The corner piece that attaches at the top corner of transom and right side of my boat came off at the dock Saturday at Edgewater. The boat was bouncing around a bit and must have caught on the dock. I didnt notice it until I got home. It was there while we were fishing. The boat is aluminum, a 2003 Sylvan Avenger 1700, and I'm guesssing I shouldnt run the boat without it. 

Anyone have any advice on replacement? I am going to call a Sylvan Dealer, but would like to hear if anyone has dealt with this problem. I guess someone could fabricate something that would work, but I also want to be sure it is strong and doesnt have any sharp edges on it.


----------



## MassillonBuckeye (May 3, 2010)

elkhtr said:


> The corner piece that attaches at the top corner of transom and right side of my boat came off at the dock Saturday at Edgewater.
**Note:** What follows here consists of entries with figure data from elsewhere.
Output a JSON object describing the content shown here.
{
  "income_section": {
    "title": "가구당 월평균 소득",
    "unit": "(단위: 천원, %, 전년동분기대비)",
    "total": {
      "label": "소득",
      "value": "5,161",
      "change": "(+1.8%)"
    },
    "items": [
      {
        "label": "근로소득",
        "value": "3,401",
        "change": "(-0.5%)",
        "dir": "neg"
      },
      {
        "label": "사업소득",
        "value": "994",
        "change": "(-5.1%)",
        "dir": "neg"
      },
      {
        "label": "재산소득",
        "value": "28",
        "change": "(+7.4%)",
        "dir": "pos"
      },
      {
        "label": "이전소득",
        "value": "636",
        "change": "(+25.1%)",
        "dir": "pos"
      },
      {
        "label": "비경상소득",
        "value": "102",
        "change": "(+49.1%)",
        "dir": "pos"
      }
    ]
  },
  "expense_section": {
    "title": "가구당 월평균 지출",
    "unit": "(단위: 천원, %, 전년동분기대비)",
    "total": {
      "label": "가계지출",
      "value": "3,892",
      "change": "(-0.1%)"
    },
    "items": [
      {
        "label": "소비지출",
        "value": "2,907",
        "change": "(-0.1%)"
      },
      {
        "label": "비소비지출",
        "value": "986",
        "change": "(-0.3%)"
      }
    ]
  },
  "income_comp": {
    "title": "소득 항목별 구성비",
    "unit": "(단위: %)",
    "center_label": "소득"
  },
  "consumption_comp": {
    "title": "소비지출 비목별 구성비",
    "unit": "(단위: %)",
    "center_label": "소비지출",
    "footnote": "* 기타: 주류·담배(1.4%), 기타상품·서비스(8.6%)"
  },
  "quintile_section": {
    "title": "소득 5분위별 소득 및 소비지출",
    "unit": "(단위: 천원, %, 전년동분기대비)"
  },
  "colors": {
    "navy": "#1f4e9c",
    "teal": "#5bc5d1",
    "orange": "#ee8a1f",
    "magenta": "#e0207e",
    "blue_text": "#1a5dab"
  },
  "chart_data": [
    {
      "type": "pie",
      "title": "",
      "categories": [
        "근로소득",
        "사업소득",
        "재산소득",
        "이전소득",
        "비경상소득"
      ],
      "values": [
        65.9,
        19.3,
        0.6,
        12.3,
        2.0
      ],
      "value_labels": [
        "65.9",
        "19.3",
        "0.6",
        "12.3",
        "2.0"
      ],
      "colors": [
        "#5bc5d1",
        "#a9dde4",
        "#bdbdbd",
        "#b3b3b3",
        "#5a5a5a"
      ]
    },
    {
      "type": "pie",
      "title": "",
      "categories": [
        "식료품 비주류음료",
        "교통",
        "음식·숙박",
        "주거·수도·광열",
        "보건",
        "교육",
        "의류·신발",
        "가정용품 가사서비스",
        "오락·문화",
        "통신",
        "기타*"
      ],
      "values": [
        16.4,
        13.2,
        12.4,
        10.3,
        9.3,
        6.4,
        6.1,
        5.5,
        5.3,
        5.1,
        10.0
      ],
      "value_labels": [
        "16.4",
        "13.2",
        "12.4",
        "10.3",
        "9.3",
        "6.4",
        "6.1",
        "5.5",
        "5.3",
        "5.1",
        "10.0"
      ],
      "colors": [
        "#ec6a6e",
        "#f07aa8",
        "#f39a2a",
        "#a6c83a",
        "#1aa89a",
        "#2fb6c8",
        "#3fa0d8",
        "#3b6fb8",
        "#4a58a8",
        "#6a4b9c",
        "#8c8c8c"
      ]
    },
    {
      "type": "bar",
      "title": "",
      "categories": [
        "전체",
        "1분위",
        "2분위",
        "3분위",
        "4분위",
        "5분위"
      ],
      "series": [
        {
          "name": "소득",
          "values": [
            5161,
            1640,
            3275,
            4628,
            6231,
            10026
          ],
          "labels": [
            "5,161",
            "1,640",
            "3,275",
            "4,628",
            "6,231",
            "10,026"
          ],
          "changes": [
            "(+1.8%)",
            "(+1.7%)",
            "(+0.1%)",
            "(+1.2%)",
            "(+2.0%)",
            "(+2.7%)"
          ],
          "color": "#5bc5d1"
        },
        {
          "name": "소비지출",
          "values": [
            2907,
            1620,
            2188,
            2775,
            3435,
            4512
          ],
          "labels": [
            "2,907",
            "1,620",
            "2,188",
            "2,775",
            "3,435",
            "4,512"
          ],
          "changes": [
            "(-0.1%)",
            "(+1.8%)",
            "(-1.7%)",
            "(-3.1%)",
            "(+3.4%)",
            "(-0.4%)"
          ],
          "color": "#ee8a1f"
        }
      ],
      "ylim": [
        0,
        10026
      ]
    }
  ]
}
The boat was bouncing around a bit and must have caught on the dock. I didnt notice it until I got home. It was there while we were fishing. The boat is aluminum, a 2003 Sylvan Avenger 1700, and I'm guesssing I shouldnt run the boat without it.
> 
> Anyone have any advice on replacement? I am going to call a Sylvan Dealer, but would like to hear if anyone has dealt with this problem. I guess someone could fabricate something that would work, but I also want to be sure it is strong and doesnt have any sharp edges on it.



They are just caps really. Not much structural going on there. guys fabricate them or you can find them secondhand sometimes. Try ebay. If you had dimensions, maybe you could match something up from a different make and model. If you goto iboats.com and do some searching, you'll find quite a few discussions regarding them.


----------



## MassillonBuckeye (May 3, 2010)

http://forums.iboats.com/starcraft-boats/starcraft-corner-cap-supplier-489543.html

There's the link to a supplier for Starcraft caps. Maybe they'll have something that fits.


----------



## elkhtr (Oct 23, 2006)

Thanks Buckeye, I will look into that.


----------